Steelcase Series 1 ve Series 2 Koleksiyonları, Kullanıcı Odaklı Tasarım Kavramının Somutlaştırılmış Hali
Steelcase tarafından tasarlanan Series 1 ve Series 2 koleksiyonları, kullanıcı odaklı tasarım kavramının somutlaştırılmış halidir. İhtiyaca bağlı olarak istenilen yükseklikte kullanılabilme, farklı renk kombinasyonları ve insan ergonomisi konusuna yüksek konfor vadeden cevaplarıyla ürünler; çalışma deneyimini “daha iyi” bir hale getirmeyi amaçlıyor. Steelcase’in CarbonNeutral® ürün sertifikasına sahip ofis sandalyesi Series 1, sürdürülebilir tasarım çerçevesinde üretilmiştir.
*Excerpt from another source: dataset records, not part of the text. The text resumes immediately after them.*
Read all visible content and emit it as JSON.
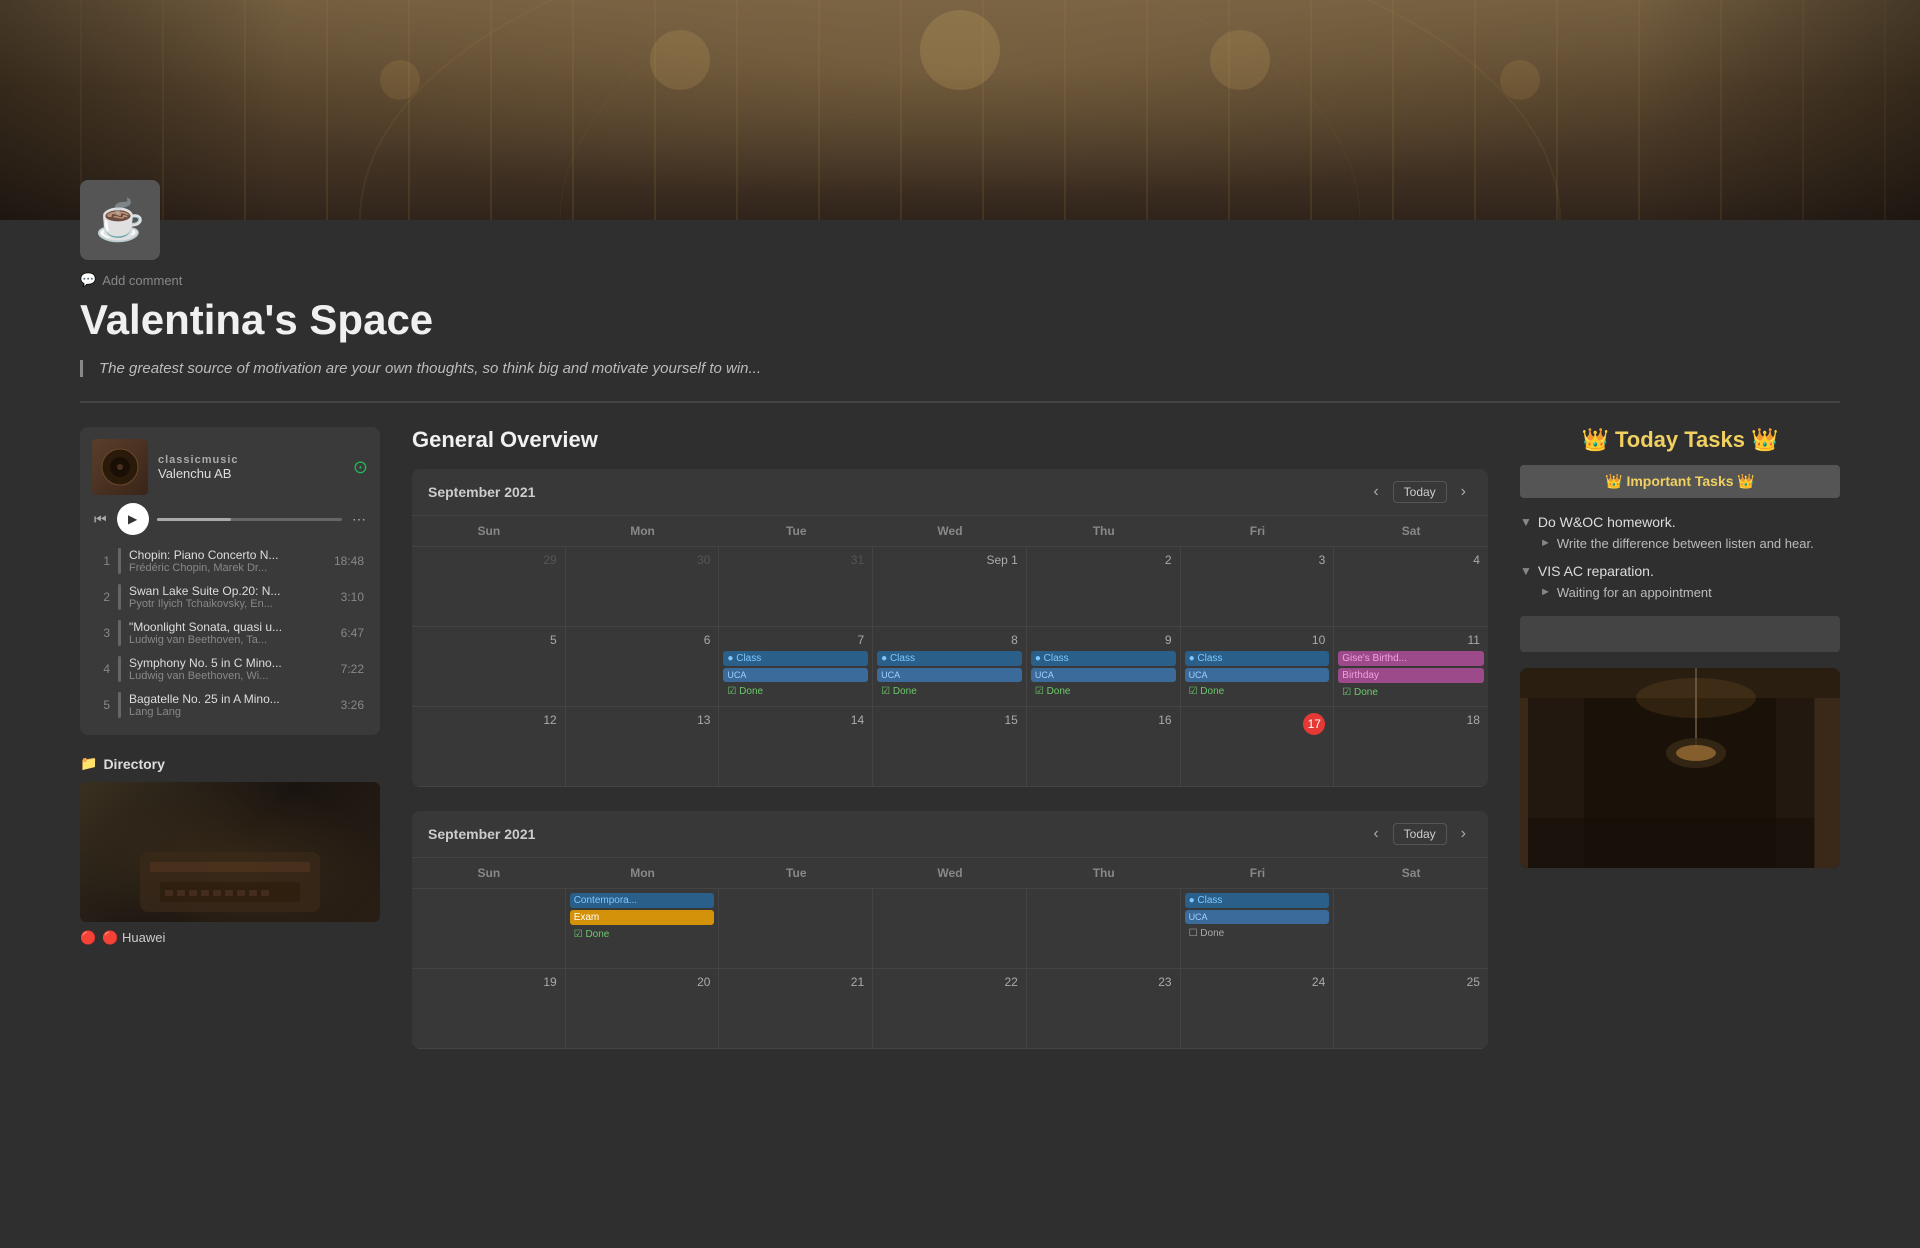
{
  "header": {
    "banner_alt": "Library grand hall banner"
  },
  "page": {
    "avatar_emoji": "☕",
    "add_comment_label": "Add comment",
    "title": "Valentina's Space",
    "quote": "The greatest source of motivation are your own thoughts, so think big and motivate yourself to win..."
  },
  "music_player": {
    "label": "classicmusic",
    "artist": "Valenchu AB",
    "tracks": [
      {
        "num": "1",
        "title": "Chopin: Piano Concerto N...",
        "artist": "Frédéric Chopin, Marek Dr...",
        "duration": "18:48"
      },
      {
        "num": "2",
        "title": "Swan Lake Suite Op.20: N...",
        "artist": "Pyotr Ilyich Tchaikovsky, En...",
        "duration": "3:10"
      },
      {
        "num": "3",
        "title": "\"Moonlight Sonata, quasi u...",
        "artist": "Ludwig van Beethoven, Ta...",
        "duration": "6:47"
      },
      {
        "num": "4",
        "title": "Symphony No. 5 in C Mino...",
        "artist": "Ludwig van Beethoven, Wi...",
        "duration": "7:22"
      },
      {
        "num": "5",
        "title": "Bagatelle No. 25 in A Mino...",
        "artist": "Lang Lang",
        "duration": "3:26"
      }
    ]
  },
  "directory": {
    "title": "📁 Directory",
    "label": "🔴 Huawei"
  },
  "calendar": {
    "title": "General Overview",
    "month1": "September 2021",
    "month2": "September 2021",
    "today_label": "Today",
    "days": [
      "Sun",
      "Mon",
      "Tue",
      "Wed",
      "Thu",
      "Fri",
      "Sat"
    ],
    "week1": [
      {
        "date": "29",
        "other": true,
        "events": []
      },
      {
        "date": "30",
        "other": true,
        "events": []
      },
      {
        "date": "31",
        "other": true,
        "events": []
      },
      {
        "date": "Sep 1",
        "today_styled": true,
        "events": []
      },
      {
        "date": "2",
        "events": []
      },
      {
        "date": "3",
        "events": []
      },
      {
        "date": "4",
        "events": []
      }
    ],
    "week2": [
      {
        "date": "5",
        "events": []
      },
      {
        "date": "6",
        "events": []
      },
      {
        "date": "7",
        "events": [
          {
            "type": "class",
            "label": "Class"
          },
          {
            "type": "uca",
            "label": "UCA"
          },
          {
            "type": "done",
            "label": "Done"
          }
        ]
      },
      {
        "date": "8",
        "events": [
          {
            "type": "class",
            "label": "Class"
          },
          {
            "type": "uca",
            "label": "UCA"
          },
          {
            "type": "done",
            "label": "Done"
          }
        ]
      },
      {
        "date": "9",
        "events": [
          {
            "type": "class",
            "label": "Class"
          },
          {
            "type": "uca",
            "label": "UCA"
          },
          {
            "type": "done",
            "label": "Done"
          }
        ]
      },
      {
        "date": "10",
        "events": [
          {
            "type": "class",
            "label": "Class"
          },
          {
            "type": "uca",
            "label": "UCA"
          },
          {
            "type": "done",
            "label": "Done"
          }
        ]
      },
      {
        "date": "11",
        "events": [
          {
            "type": "birthday",
            "label": "Gise's Birthd..."
          },
          {
            "type": "birthday_tag",
            "label": "Birthday"
          },
          {
            "type": "done",
            "label": "Done"
          }
        ]
      }
    ],
    "week3_dates": [
      "12",
      "13",
      "14",
      "15",
      "16",
      "17",
      "18"
    ],
    "today_date": "17",
    "second_calendar": {
      "week1": [
        {
          "date": "",
          "events": []
        },
        {
          "date": "",
          "events": [
            {
              "type": "contemporary",
              "label": "Contempora..."
            },
            {
              "type": "exam",
              "label": "Exam"
            },
            {
              "type": "done",
              "label": "Done"
            }
          ]
        },
        {
          "date": "",
          "events": []
        },
        {
          "date": "",
          "events": []
        },
        {
          "date": "",
          "events": []
        },
        {
          "date": "",
          "events": [
            {
              "type": "class",
              "label": "Class"
            },
            {
              "type": "uca",
              "label": "UCA"
            },
            {
              "type": "done",
              "label": "Done"
            }
          ]
        },
        {
          "date": "",
          "events": []
        }
      ],
      "week2_dates": [
        "19",
        "20",
        "21",
        "22",
        "23",
        "24",
        "25"
      ]
    }
  },
  "tasks": {
    "title": "👑 Today Tasks 👑",
    "important_label": "👑 Important Tasks 👑",
    "groups": [
      {
        "id": "group1",
        "title": "Do W&OC homework.",
        "items": [
          "Write the difference between listen and hear."
        ]
      },
      {
        "id": "group2",
        "title": "VIS AC reparation.",
        "items": [
          "Waiting for an appointment"
        ]
      }
    ]
  }
}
Series 1 ile kullanıcının bir otomobilin 550 km de oluşturduğu karbon emisyonuna eş değer karbon sıfırlama performansına imza atıyor. Sadece kurumsal ofislerde değil; ev, ofis ve eğitim yapıları gibi farklı alanlarda kullanım olanağına sahip bu iki koleksiyon, tasarım çeşitliliği ile her mekânla uyum sağlıyor. Ürünler, standart veya kapitone döşeme ve sandalye veya yüksek tabure seçenekleri ile fonksiyonel kullanım imkânı sunuyor. İhtiyaca bağlı olarak opsiyonel baş desteği ile çalışma saatlerinin keyifli ve konforlu anlarla bütünleştirilmesini sağlıyor. Ergonomik ve bütçe dostu ofis sandalyesi arayışına son verecek olan Steelcase Series 1 ve Series 2 koleksiyonu, çalışma saatlerine dinamik bir ruh getirmek için Air LiveBack® teknolojisi ile tasarlanmıştır. Klassis, Interface ve Steelcase gibi markaları ile çalışma alanlarının tasarımında, kullanıcıların değişen ihtiyaçlarını gözeterek destekleyici bir tasarım yolu izliyor. Proje süresince her daim tüketiciyle iletişim halinde olan Klassis, kullanıcılarına ayrıcalıklı tasarım hizmetinin yanında teknik destek de sağlıyor.